The council itself seems divided about the pace of the SMP's progress. On the side of more process are council members like Peter Steinbrueck, who cosigned Conlin's letter. Steinbrueck says monorail proponents are trying to brand council members as obstructionists when all they're doing is seeking solid answers. "They're putting all kinds of pressure on us, accusing us of trying to hold up the process, when we're just trying to do our due diligence," Steinbrueck says. Steinbrueck's concern about running the monorail through Seattle Center, which he has expressed repeatedly throughout the council's monorail discussions, illustrates precisely how the monorail could get bogged down in infinite process: No matter how long you prolong the debate, some people aren't going to get their way.
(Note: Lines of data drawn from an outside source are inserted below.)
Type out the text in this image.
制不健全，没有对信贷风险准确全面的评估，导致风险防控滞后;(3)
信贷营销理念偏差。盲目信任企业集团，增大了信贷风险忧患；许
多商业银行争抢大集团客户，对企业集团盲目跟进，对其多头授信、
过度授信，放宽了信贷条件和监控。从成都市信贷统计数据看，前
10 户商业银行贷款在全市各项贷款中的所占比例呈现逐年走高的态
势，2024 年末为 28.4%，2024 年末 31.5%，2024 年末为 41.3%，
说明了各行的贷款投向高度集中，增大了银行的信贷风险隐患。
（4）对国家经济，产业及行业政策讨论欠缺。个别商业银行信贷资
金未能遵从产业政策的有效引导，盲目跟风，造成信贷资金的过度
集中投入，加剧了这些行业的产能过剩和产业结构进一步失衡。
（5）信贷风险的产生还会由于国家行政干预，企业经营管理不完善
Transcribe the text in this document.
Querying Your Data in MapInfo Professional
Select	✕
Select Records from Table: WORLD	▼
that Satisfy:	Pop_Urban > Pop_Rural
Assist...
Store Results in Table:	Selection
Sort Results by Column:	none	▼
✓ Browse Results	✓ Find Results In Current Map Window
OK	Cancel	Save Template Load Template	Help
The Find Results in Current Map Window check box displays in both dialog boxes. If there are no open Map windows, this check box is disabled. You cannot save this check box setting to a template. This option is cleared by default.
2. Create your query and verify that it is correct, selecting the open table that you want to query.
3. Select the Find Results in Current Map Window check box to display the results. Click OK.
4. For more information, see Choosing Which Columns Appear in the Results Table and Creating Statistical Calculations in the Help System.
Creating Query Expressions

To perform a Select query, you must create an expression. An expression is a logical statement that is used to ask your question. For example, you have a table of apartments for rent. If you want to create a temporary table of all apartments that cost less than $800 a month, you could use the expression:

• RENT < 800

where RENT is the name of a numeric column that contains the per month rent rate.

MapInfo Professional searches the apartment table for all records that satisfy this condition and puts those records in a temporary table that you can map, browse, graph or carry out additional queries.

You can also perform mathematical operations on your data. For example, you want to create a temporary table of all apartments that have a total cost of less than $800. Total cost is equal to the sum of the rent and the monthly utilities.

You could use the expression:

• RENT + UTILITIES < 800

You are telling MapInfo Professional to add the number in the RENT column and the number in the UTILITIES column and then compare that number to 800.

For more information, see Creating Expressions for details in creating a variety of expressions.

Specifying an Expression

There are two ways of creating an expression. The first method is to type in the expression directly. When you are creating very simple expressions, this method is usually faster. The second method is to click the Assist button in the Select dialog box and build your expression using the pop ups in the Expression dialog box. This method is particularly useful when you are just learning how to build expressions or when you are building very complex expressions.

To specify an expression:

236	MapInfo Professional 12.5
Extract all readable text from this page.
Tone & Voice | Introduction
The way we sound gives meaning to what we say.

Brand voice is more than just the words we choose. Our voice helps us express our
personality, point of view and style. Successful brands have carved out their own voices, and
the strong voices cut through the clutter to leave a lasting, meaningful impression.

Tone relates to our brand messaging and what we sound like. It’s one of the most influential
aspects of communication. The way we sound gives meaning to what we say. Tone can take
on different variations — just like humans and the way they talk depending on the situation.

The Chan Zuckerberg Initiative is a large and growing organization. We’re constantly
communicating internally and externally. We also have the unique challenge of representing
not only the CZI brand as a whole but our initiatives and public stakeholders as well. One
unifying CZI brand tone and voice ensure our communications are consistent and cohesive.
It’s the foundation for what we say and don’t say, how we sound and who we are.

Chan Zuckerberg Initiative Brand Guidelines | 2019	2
On the side of action are council members like Nick Licata and monorail convert Jan Drago, who notes that the council will have plenty of concrete opportunities to weigh in on the monorail route without unnecessarily obstructing the process. As Drago points out, the SMP can't move forward, period, without the council's approval on the Seattle Center alignment, the use of the West Seattle Bridge, and a number of other issues. "Those are the things the city has to do," Drago says pointedly. "We don't have to be involved in every board decision.... The best thing we can do is do our job, which includes things that are directly related to the monorail."

In keeping with that sentiment, Drago has scheduled a series of committee meetings on the monorail route that don't conflict with the SMP's schedule; the first one will be held next Monday, February 9, at 9:30 a.m. The briefings, Drago says, "will include [discussion of] the changes" to the monorail alignment.